Appetite, Slavery, Colonialism, and Neo-colonialism

A European observer once wrote about how Africans came to be hooked on European goods such as guns and gunpowder, tobacco pipe and liquor, linen and silk cloths, mirrors, sewing needles and threads, among others, and how this appetite for the European enticed Africans to sell their kith and kin to Europeans as slaves. I quote him here:
"Once accustomed to having these different articles from Europe, the Africans on the coast as well as those farther inland could not and would not do without them and thought incessantly about how to obtain the things which could be exchanged for the desired goods. Therefore, the entire land was from then on divided into small regions which were hostile to one anther, and all prisoners which they took were sold either to the black slave traders or were immediately taken away to the European slave ships. sometimes, if such spoils of war were lacking, and they needed new supplies of goods, their chiefs, who exercised despotic power over their subjects, would seize which of them was most dispensable. But it often happened that a father was dragged away from his son, a man from his wife and a brother from his brother to be sold at the slave market. One can easily understand that all these lands found themselves in a most miserable state."

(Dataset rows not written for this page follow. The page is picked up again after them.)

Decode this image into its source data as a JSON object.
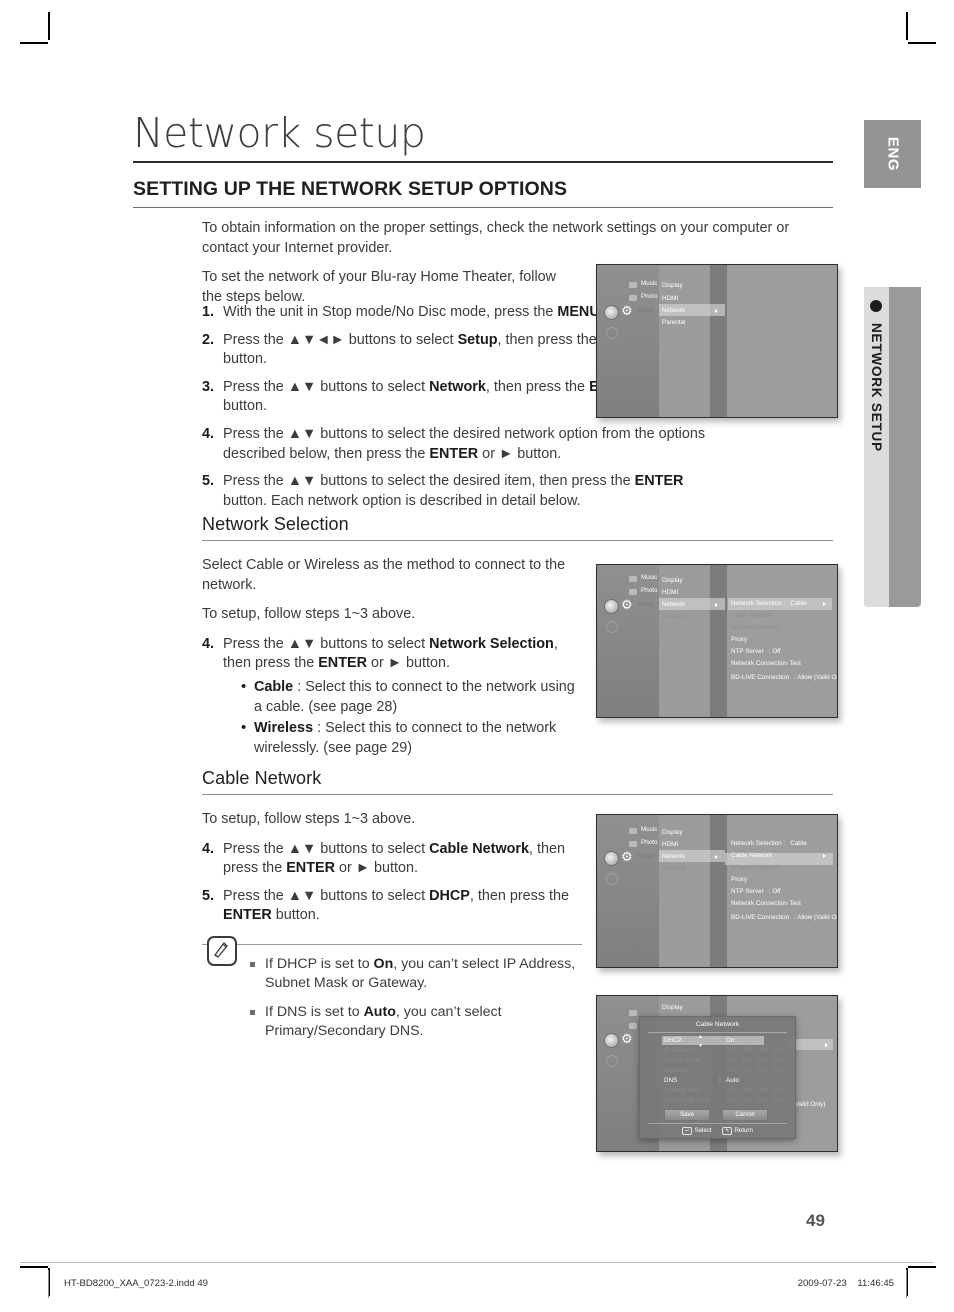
{
  "header": {
    "title": "Network setup",
    "section_title": "SETTING UP THE NETWORK SETUP OPTIONS",
    "lang_tab": "ENG",
    "side_tab": "NETWORK SETUP"
  },
  "intro": {
    "p1": "To obtain information on the proper settings, check the network settings on your computer or contact your Internet provider.",
    "p2": "To set the network of your Blu-ray Home Theater, follow the steps below."
  },
  "main_steps": [
    {
      "num": "1.",
      "html": "With the unit in Stop mode/No Disc mode, press the <b>MENU</b> button."
    },
    {
      "num": "2.",
      "html": "Press the ▲▼◄► buttons to select <b>Setup</b>, then press the <b>ENTER</b> or ► button."
    },
    {
      "num": "3.",
      "html": "Press the ▲▼ buttons to select <b>Network</b>, then press the <b>ENTER</b> or ► button."
    },
    {
      "num": "4.",
      "html": "Press the ▲▼ buttons to select the desired network option from the options described below, then press the <b>ENTER</b> or ► button."
    },
    {
      "num": "5.",
      "html": "Press the ▲▼ buttons to select the desired item, then press the <b>ENTER</b> button. Each network option is described in detail below."
    }
  ],
  "network_selection": {
    "heading": "Network Selection",
    "p1": "Select Cable or Wireless as the method to connect to the network.",
    "p2": "To setup, follow steps 1~3 above.",
    "step": {
      "num": "4.",
      "html": "Press the ▲▼ buttons to select <b>Network Selection</b>, then press the <b>ENTER</b> or ► button."
    },
    "bullets": [
      "<b>Cable</b> : Select this to connect to the network using a cable. (see page 28)",
      "<b>Wireless</b> : Select this to connect to the network wirelessly. (see page 29)"
    ]
  },
  "cable_network": {
    "heading": "Cable Network",
    "p1": "To setup, follow steps 1~3 above.",
    "steps": [
      {
        "num": "4.",
        "html": "Press the ▲▼ buttons to select <b>Cable Network</b>, then press the <b>ENTER</b> or ► button."
      },
      {
        "num": "5.",
        "html": "Press the ▲▼ buttons to select <b>DHCP</b>, then press the <b>ENTER</b> button."
      }
    ]
  },
  "note": {
    "icon": "note-pen-icon",
    "items": [
      "If DHCP is set to <b>On</b>, you can’t select IP Address, Subnet Mask or Gateway.",
      "If DNS is set to <b>Auto</b>, you can’t select Primary/Secondary DNS."
    ]
  },
  "screenshots": {
    "common": {
      "left_items": [
        "Music",
        "Photo",
        "Setup"
      ],
      "mid_items": [
        "Display",
        "HDMI",
        "Network",
        "Parental"
      ]
    },
    "shot1": {
      "mid_selected": "Network",
      "right_items": []
    },
    "shot2": {
      "mid_selected": "Network",
      "right_items": [
        {
          "label": "Network Selection :",
          "value": "Cable",
          "state": "selected",
          "arrow": true
        },
        {
          "label": "Cable Network",
          "value": "",
          "state": "dim"
        },
        {
          "label": "Wireless Network",
          "value": "",
          "state": "dim"
        },
        {
          "label": "Proxy",
          "value": "",
          "state": "normal"
        },
        {
          "label": "NTP Server",
          "value": ": Off",
          "state": "normal"
        },
        {
          "label": "Network Connection Test",
          "value": "",
          "state": "normal"
        },
        {
          "label": "BD-LIVE Connection",
          "value": ": Allow (Valid Only)",
          "state": "normal"
        }
      ]
    },
    "shot3": {
      "mid_selected": "Network",
      "right_items": [
        {
          "label": "Network Selection :",
          "value": "Cable",
          "state": "normal"
        },
        {
          "label": "Cable Network",
          "value": "",
          "state": "selected",
          "arrow": true
        },
        {
          "label": "Wireless Network",
          "value": "",
          "state": "dim"
        },
        {
          "label": "Proxy",
          "value": "",
          "state": "normal"
        },
        {
          "label": "NTP Server",
          "value": ": Off",
          "state": "normal"
        },
        {
          "label": "Network Connection Test",
          "value": "",
          "state": "normal"
        },
        {
          "label": "BD-LIVE Connection",
          "value": ": Allow (Valid Only)",
          "state": "normal"
        }
      ]
    },
    "shot4": {
      "dialog_title": "Cable Network",
      "rows": [
        {
          "key": "DHCP",
          "colon": ":",
          "value": "On",
          "state": "on",
          "selected": true
        },
        {
          "key": "IP Address",
          "colon": ":",
          "value": "000 . 000 . 000 . 000",
          "state": "off"
        },
        {
          "key": "Subnet Mask",
          "colon": ":",
          "value": "255 . 255 . 255 . 000",
          "state": "off"
        },
        {
          "key": "Gateway",
          "colon": ":",
          "value": "000 . 000 . 000 . 000",
          "state": "off"
        },
        {
          "key": "DNS",
          "colon": ":",
          "value": "Auto",
          "state": "on"
        },
        {
          "key": "Primary DNS",
          "colon": ":",
          "value": "000 . 000 . 000 . 000",
          "state": "off"
        },
        {
          "key": "Secondary DNS",
          "colon": ":",
          "value": "000 . 000 . 000 . 000",
          "state": "off"
        }
      ],
      "save_label": "Save",
      "cancel_label": "Cancel",
      "select_label": "Select",
      "return_label": "Return",
      "behind_text": "(Valid Only)"
    }
  },
  "footer": {
    "page_number": "49",
    "file_name": "HT-BD8200_XAA_0723-2.indd   49",
    "date": "2009-07-23",
    "time": "11:46:45"
  }
}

I often wonder whether this is why most of our leaders still adore foreign goods to the extent that they often steal from their people to buy these things. I wonder whether this is why many African leaders continue to kill their peoples to this day so that they may have the opportunity to indulge in these things which they hardly attempt to develop in their own countries. could it be that the logic of the slave trade still has a role to play in African politics today? Could African leaders and the elites who work for them be suffering from addiction to European goods?